Emir Kılıç Arslan, güneşin ilk ışıklarıyla
birlikte kendini Nizamülmülk'ün çalışma odasında buldu. Odadaki hava, kağıt
parşömenlerin, mürekkebin ve eski kitapların kendine has kokusuyla karışıktı.

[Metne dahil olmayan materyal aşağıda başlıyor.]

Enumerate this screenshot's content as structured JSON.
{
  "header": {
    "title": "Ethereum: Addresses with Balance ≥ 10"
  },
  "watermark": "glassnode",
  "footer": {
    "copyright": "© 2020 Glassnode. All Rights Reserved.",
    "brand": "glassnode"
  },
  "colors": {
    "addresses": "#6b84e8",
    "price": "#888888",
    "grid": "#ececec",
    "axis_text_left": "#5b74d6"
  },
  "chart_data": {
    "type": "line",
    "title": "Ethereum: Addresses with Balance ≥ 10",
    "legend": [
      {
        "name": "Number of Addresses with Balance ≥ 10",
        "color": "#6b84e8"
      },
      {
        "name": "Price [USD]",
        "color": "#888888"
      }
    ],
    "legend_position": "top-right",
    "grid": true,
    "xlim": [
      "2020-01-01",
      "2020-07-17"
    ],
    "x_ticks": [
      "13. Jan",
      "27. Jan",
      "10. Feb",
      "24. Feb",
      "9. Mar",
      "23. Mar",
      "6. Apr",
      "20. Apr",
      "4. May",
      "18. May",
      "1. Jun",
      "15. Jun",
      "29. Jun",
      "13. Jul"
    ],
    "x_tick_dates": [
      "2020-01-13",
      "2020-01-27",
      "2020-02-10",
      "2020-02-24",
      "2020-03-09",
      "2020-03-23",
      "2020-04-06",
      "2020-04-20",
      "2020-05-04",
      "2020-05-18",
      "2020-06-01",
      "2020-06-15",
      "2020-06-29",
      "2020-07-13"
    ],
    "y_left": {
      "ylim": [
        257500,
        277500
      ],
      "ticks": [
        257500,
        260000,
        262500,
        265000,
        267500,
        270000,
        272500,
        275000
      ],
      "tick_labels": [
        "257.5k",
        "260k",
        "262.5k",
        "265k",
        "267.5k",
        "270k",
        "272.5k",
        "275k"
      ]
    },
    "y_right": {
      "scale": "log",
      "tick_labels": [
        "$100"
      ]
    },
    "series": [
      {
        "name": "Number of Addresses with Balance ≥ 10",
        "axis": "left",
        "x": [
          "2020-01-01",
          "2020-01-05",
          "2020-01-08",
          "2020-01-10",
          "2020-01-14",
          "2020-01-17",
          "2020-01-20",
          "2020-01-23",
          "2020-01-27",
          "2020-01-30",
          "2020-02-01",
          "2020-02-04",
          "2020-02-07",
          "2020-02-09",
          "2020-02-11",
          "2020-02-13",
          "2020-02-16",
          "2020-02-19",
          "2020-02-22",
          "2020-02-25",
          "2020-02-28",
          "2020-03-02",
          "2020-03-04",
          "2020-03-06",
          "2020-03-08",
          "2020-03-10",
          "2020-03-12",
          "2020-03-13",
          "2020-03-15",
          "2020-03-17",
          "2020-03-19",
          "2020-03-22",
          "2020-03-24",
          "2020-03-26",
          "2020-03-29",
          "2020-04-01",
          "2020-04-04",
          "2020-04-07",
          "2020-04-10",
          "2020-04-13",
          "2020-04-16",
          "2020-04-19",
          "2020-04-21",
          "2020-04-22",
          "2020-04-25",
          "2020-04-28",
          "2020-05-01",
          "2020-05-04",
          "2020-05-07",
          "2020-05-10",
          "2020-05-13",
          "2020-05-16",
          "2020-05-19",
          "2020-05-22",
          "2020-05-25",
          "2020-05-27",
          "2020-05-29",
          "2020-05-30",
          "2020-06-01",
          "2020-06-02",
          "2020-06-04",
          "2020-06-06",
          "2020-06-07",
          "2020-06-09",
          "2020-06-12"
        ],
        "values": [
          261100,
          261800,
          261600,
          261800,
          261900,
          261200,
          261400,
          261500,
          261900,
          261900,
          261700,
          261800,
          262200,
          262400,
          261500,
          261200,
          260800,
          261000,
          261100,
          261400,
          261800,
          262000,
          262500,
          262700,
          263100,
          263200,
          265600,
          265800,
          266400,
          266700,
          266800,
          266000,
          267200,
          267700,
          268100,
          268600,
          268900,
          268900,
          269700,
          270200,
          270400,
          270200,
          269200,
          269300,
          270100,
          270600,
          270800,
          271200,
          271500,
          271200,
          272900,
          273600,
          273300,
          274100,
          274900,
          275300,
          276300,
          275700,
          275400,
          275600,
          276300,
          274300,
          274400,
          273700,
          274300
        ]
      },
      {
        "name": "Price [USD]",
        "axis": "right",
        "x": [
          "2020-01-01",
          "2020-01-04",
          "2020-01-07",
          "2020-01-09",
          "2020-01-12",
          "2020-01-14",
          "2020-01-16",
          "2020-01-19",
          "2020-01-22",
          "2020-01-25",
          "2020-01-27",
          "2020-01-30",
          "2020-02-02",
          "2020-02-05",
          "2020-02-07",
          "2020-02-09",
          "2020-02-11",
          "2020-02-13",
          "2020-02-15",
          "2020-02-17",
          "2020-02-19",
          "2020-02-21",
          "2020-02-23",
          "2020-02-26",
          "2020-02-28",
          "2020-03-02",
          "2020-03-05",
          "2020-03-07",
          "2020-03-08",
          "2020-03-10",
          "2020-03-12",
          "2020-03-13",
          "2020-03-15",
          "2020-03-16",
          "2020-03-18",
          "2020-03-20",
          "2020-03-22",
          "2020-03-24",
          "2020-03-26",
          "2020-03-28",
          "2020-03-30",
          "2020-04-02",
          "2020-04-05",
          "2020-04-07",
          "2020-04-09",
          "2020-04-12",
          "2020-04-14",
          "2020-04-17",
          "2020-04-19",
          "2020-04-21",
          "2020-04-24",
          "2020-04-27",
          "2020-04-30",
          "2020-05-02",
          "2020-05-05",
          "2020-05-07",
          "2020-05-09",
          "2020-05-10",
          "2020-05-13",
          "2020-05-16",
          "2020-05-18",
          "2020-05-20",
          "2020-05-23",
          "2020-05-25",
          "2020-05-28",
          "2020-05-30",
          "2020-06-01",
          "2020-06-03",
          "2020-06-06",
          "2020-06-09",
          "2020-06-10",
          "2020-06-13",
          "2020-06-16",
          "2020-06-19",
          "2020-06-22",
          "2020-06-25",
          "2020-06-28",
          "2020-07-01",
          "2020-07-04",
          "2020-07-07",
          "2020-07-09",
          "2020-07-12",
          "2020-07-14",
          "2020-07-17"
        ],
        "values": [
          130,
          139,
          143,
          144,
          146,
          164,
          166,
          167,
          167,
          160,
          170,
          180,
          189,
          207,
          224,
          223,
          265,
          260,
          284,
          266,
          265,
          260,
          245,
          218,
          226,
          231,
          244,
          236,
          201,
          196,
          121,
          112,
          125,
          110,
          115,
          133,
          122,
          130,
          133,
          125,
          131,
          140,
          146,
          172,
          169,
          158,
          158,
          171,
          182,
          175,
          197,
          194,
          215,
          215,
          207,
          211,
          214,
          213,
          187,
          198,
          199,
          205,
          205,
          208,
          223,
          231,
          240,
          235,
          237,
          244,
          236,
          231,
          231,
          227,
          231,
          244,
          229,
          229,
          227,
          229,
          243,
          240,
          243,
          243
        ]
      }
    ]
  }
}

Nizamülmülk, masasının başında, yüzünde derin çizgilerle, yorgun ama kararlı
bir ifadeyle oturuyordu. Haritalar ve devlet belgeleri masanın her yanına
yayılmıştı.
"Nizamülmülk," dedi Kılıç Arslan,
"dün akşamki Şehzade Ayaz'ın cüretkar çıkışı, saraydaki dengelerin ne
kadar hassas olduğunu gösterdi. Melikşah'ın tahta geçişi için acilen sağlam
adımlar atmalıyız."
Nizamülmülk başını salladı. "Haklısın,
Emir. Ayaz boş durmayacak. Onun sarayda ve ordu içinde güçlü bağlantıları var.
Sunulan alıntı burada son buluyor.